夜色里,顾海的眼睛通红。此刻她满脸戾气,额角青筋凸起,像一只被彻底激怒,撕下所有伪装的困兽。
她死死盯着孟夕瑶,声音从齿缝里挤出来,每个字都带着压抑到极限的颤抖:“你跟我说实话。”
“你是不是……和沈郗在一起了?”
孟夕瑶没有挣扎。
她看着顾海那双赤红,写满不甘与嫉妒的眼睛,忽然觉得有些可笑。
订婚快三年了,这个人还在问同一个问题。
她用力甩开顾海的手,后退一步,拉开足够安全的距离。
夜色里,孟夕瑶的脸平静得像一潭千年不化的冰湖:“没有。”
“我只是……”她顿了顿,抬眼看着顾海,“觉得我突然从来没有喜欢过你。”
顾海浑身一震,像被雷劈中。
她踉跄了一步,脸色惨白如纸,嘴唇剧烈颤抖,却发不出任何声音。那双向来精明的眼睛,此刻满是难以置信的茫然。
“你……”她喉咙里滚出破碎的音节,像溺水的人抓不住浮木,“你从一开始……就没喜欢过我?”
孟夕瑶没有回答,只是安静地看着她。
顾海的理智在这一刻彻底崩断,她猛地向前一步,嘶吼声尖锐得破了音:“你把我当什么了?!”
“你把我当成逃避沈郗的工具,对不对?”
“沈郗那么喜欢你,对你寸步不离,你觉得她的喜欢太窒息,所以才抓着我当挡箭牌,是不是?!”
“是不是!!”
最后一个字几乎是嚎出来的,在寂静的巷口炸开,惊飞了墙头栖息的夜鸟。
孟夕瑶看着她。
望着她扭曲的脸,崩溃的眼泪,以及她所有精心维持的体面在这一刻碎成齑粉。
片刻之后,她淡淡开口:“一半一半吧。”
轻飘飘的一句话,像最后一根稻草,压断了顾海所有的神经。
“还有一部分原因,你心里清楚。”孟夕瑶的语气依旧平静,像在陈述一件与己无关的事,“当初答应订婚,也是因为我能借着婚约,拿回我妈妈的遗产。”

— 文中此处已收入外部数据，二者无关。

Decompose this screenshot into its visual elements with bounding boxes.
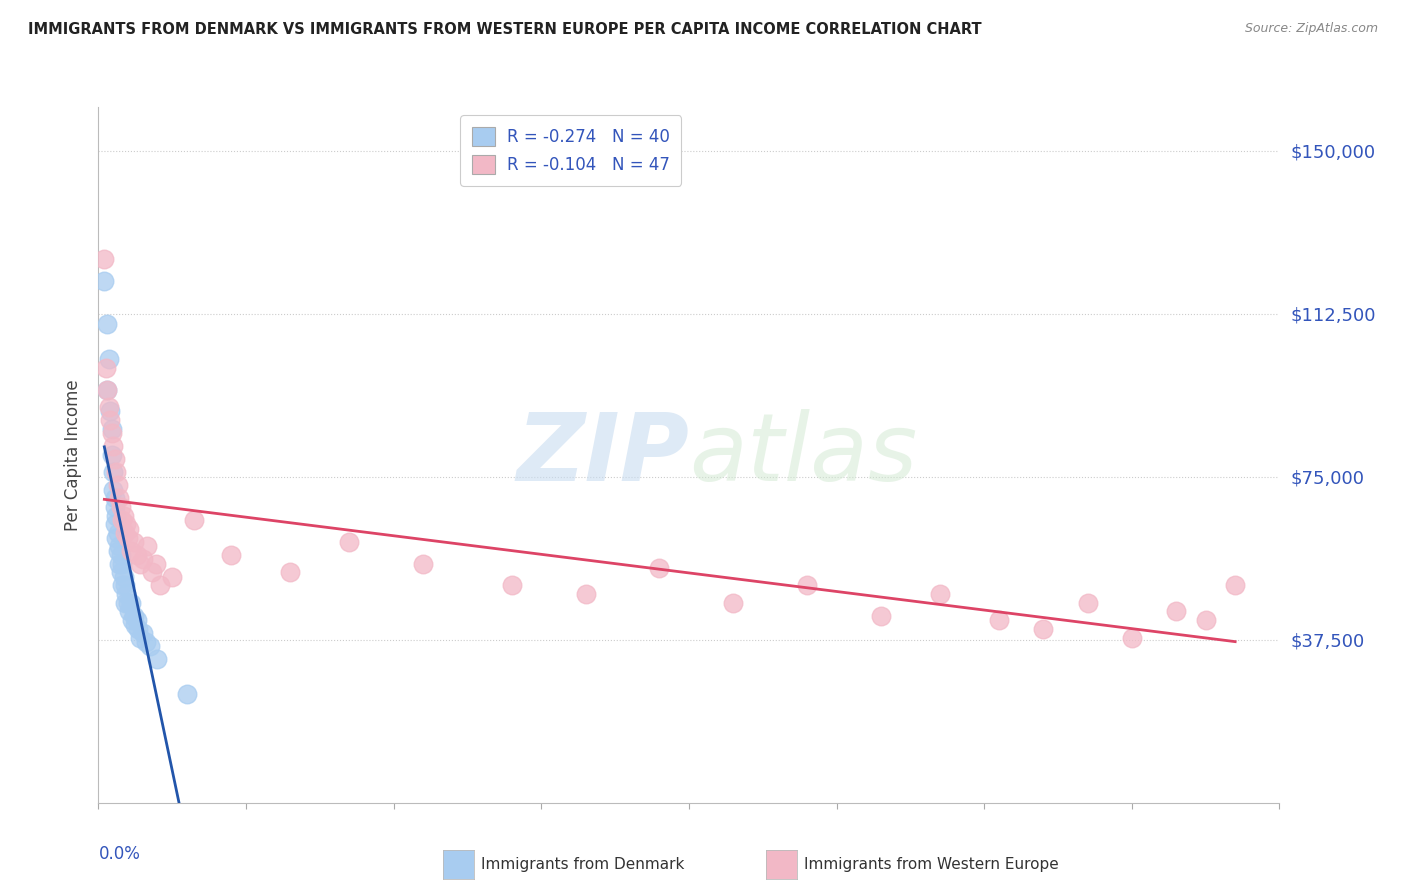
Point <box>107 543 129 558</box>
Point <box>648 561 671 575</box>
Text: Immigrants from Denmark: Immigrants from Denmark <box>481 857 685 871</box>
Point <box>103 439 125 453</box>
Point <box>112 508 135 523</box>
Text: Immigrants from Western Europe: Immigrants from Western Europe <box>804 857 1059 871</box>
Point <box>1223 578 1246 592</box>
Point <box>127 622 149 636</box>
Point <box>100 422 122 436</box>
Point <box>100 426 122 441</box>
Point <box>96 383 118 397</box>
Point <box>117 596 139 610</box>
Text: ZIP: ZIP <box>516 409 689 501</box>
Point <box>928 587 950 601</box>
Point <box>103 483 125 497</box>
Y-axis label: Per Capita Income: Per Capita Income <box>65 379 83 531</box>
Point <box>114 578 136 592</box>
Point <box>128 631 150 645</box>
Point <box>122 535 145 549</box>
Point <box>104 517 127 532</box>
Point <box>108 491 131 506</box>
Point <box>136 539 159 553</box>
Point <box>176 687 198 701</box>
Point <box>107 526 129 541</box>
Point <box>121 613 143 627</box>
Point <box>117 531 139 545</box>
Point <box>146 652 169 666</box>
Point <box>219 548 242 562</box>
Point <box>501 578 523 592</box>
Point <box>115 587 138 601</box>
Point <box>112 570 135 584</box>
Point <box>104 452 127 467</box>
Point <box>98 413 121 427</box>
Point <box>132 552 155 566</box>
Point <box>108 539 131 553</box>
Point <box>125 613 148 627</box>
Point <box>141 566 163 580</box>
Point <box>93 274 115 288</box>
Point <box>115 517 138 532</box>
Point <box>98 404 121 418</box>
Point <box>96 383 118 397</box>
Point <box>149 578 172 592</box>
Point <box>1121 631 1143 645</box>
Point <box>120 543 142 558</box>
Point <box>162 570 183 584</box>
Point <box>114 526 136 541</box>
Point <box>105 466 128 480</box>
Point <box>132 626 155 640</box>
Point <box>183 513 205 527</box>
Point <box>128 557 150 571</box>
Point <box>120 596 142 610</box>
Point <box>1164 605 1187 619</box>
Point <box>125 548 148 562</box>
Point <box>104 491 127 506</box>
Point <box>110 566 132 580</box>
Point <box>278 566 302 580</box>
Point <box>135 635 157 649</box>
Point <box>110 548 132 562</box>
Point <box>574 587 596 601</box>
Point <box>339 535 360 549</box>
Point <box>111 557 134 571</box>
Point <box>94 361 117 376</box>
Point <box>108 557 131 571</box>
Point <box>105 531 128 545</box>
Point <box>97 352 120 367</box>
Point <box>1032 622 1054 636</box>
Point <box>100 448 122 462</box>
Point <box>145 557 167 571</box>
Point <box>105 508 128 523</box>
Point <box>124 617 146 632</box>
Point <box>1077 596 1099 610</box>
Point <box>723 596 745 610</box>
Point <box>139 639 162 653</box>
Point <box>796 578 818 592</box>
Text: IMMIGRANTS FROM DENMARK VS IMMIGRANTS FROM WESTERN EUROPE PER CAPITA INCOME CORR: IMMIGRANTS FROM DENMARK VS IMMIGRANTS FR… <box>28 22 981 37</box>
Point <box>104 500 127 514</box>
Point <box>869 608 891 623</box>
Text: atlas: atlas <box>689 409 917 500</box>
Point <box>96 318 118 332</box>
Point <box>118 605 141 619</box>
Point <box>111 513 134 527</box>
Point <box>93 252 115 267</box>
Point <box>103 466 125 480</box>
Point <box>110 500 132 514</box>
Text: 0.0%: 0.0% <box>98 845 141 863</box>
Point <box>114 596 136 610</box>
Point <box>118 522 141 536</box>
Point <box>97 400 120 414</box>
Legend: R = -0.274   N = 40, R = -0.104   N = 47: R = -0.274 N = 40, R = -0.104 N = 47 <box>460 115 682 186</box>
Point <box>1195 613 1218 627</box>
Text: Source: ZipAtlas.com: Source: ZipAtlas.com <box>1244 22 1378 36</box>
Point <box>412 557 434 571</box>
Point <box>107 478 129 492</box>
Point <box>987 613 1010 627</box>
Point <box>122 608 145 623</box>
Point <box>111 578 134 592</box>
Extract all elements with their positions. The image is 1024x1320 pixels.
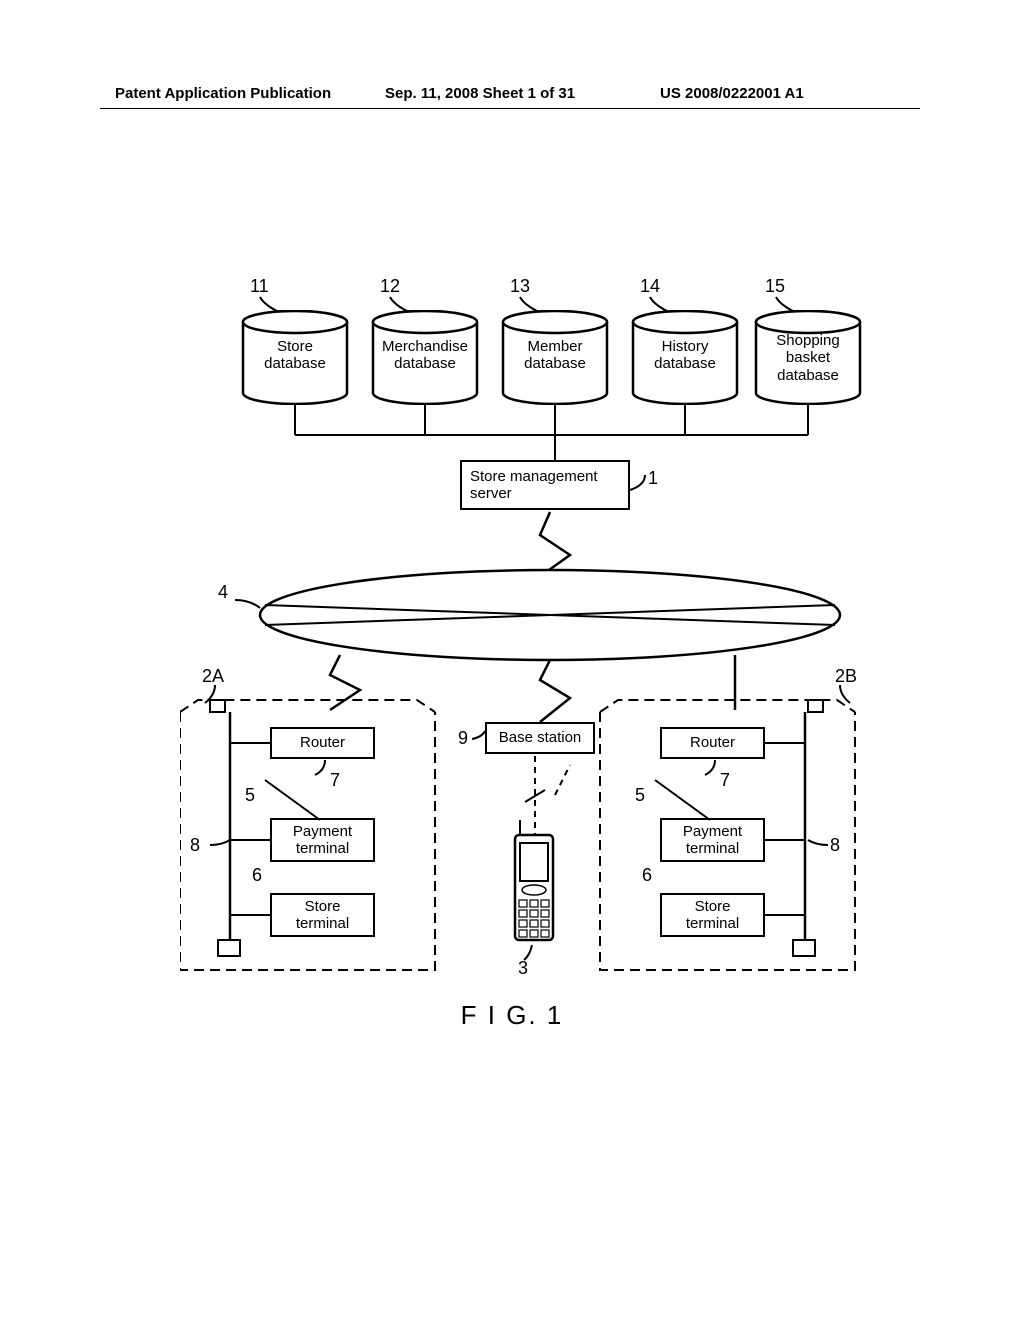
figure-caption: F I G. 1 (0, 1000, 1024, 1031)
header-right: US 2008/0222001 A1 (660, 85, 804, 102)
header-rule (100, 108, 920, 109)
header-left: Patent Application Publication (115, 85, 331, 102)
figure-1-diagram: Storedatabase Merchandisedatabase Member… (180, 280, 844, 980)
phone-icon (180, 280, 880, 980)
header-center: Sep. 11, 2008 Sheet 1 of 31 (385, 85, 575, 102)
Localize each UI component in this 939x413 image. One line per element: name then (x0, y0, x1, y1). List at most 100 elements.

她顿了顿,眼底掠过一丝释然的冷意:“现在我已经拿到了所有版权。”
“我不需要你了。”
我不需要你了。
这六个字比“我不喜欢你”更锋利、更彻底、更无转圜。
顾海像被抽去了所有力气,整个人僵在原地。她张着嘴,想说什么,喉咙里却只发出破碎的气音。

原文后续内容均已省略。